Дом был залит апрельским солнцем и весной, проникшей в открытые двери, он еще жил для нас последний день.

– Ты с кем?

– С Андреем…

– А где он?

– Только что вышел.

Она опять заливается слезами, убирает от бабушкиных губ марлю, и к моему горлу подступают спазмы: запах! Вагонный запах в поезде «Осетия»… Я поднимаюсь и выхожу на воздух. За забором оживление. Вернулся Егор из церкви. Егор – непутевый сын Валентины, единственный из нас, кто был с бабушкой во время ее болезни. Он вылез из стареньких жигулей; лохматый, небритый, рубаха нараспашку, джинсы висят…

– Егорка, где батюшка? – кричит Валентина.
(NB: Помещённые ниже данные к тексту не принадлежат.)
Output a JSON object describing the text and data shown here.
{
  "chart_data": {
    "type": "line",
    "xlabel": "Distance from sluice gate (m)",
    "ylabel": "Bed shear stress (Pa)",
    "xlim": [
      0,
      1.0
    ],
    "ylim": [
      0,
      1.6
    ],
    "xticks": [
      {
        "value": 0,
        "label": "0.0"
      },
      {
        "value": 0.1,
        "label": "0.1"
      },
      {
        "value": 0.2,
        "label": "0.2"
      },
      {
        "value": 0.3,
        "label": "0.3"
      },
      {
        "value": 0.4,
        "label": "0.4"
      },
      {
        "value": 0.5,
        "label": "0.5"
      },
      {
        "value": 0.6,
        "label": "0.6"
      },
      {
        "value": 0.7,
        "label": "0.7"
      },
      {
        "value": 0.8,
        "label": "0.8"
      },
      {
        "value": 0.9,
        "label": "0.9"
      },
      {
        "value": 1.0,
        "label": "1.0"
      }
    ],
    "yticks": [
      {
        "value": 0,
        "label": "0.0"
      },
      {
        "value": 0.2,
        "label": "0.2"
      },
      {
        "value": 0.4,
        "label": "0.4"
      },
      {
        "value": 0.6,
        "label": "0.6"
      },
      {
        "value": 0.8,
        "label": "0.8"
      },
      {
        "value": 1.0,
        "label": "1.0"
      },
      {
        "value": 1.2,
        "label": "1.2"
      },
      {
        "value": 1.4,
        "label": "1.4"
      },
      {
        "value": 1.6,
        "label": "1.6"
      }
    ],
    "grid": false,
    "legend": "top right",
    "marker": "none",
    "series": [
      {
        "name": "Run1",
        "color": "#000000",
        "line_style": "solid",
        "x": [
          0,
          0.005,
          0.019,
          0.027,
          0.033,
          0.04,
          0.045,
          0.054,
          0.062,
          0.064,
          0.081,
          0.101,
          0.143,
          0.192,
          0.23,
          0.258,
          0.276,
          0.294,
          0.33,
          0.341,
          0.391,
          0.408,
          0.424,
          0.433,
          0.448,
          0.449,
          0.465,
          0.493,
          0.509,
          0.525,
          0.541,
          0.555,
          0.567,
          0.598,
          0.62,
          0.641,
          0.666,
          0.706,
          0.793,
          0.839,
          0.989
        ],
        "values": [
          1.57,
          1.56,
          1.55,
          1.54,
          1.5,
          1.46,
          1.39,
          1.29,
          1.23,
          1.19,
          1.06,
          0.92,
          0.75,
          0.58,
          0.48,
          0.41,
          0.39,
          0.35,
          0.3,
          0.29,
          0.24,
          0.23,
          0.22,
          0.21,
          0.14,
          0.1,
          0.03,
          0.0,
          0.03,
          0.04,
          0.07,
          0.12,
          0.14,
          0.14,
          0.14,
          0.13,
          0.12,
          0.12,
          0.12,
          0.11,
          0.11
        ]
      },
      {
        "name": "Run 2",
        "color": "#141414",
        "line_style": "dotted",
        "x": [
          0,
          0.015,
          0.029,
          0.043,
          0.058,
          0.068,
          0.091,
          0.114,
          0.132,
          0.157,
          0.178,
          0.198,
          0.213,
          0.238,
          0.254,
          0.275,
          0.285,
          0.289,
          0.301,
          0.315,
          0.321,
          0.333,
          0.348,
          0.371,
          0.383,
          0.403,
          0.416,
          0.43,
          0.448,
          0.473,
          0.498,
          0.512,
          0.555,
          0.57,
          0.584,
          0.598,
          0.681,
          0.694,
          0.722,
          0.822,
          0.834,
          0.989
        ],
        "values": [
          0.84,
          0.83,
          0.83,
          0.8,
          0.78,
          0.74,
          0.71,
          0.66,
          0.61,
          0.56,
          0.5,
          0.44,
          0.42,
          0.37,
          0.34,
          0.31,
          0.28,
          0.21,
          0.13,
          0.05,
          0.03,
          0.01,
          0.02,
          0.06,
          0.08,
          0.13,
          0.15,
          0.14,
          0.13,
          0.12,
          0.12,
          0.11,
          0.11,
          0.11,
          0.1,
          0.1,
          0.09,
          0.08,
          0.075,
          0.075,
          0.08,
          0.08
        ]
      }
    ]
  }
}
– В епархию уехал, – ответствует Егор, – сказал: «хороните, с Богом».

– Ну, ладно…

– Машина была? – спрашивает он.

– Нет еще.

– Привет, сестренка! – кричит мне Егор радостно, и мы тепло обнимаемся с ним. Почему-то непутевых в семье больше любят; или это только у русских женщин – жалостливая любовь к заблудшим и несчастным?

– Здравствуй, родной.

– Здорово, Андрюх! – трясет Егорка ладонь брата.

– Здорово…

Приехала машина. Пошли выносить бабушку. Я вместе со всеми носилась с табуреткой по двору. Поставили, они качаются.

– Перевернем…

– Давайте еще стул!

– Да, ничого, куды вона динэтся!

– Давайте стул!

– Вот, сюда, сбоку!

Поставили. В калитку стали проходить бабушки-соседки и рассаживаться на скамеечке у гроба.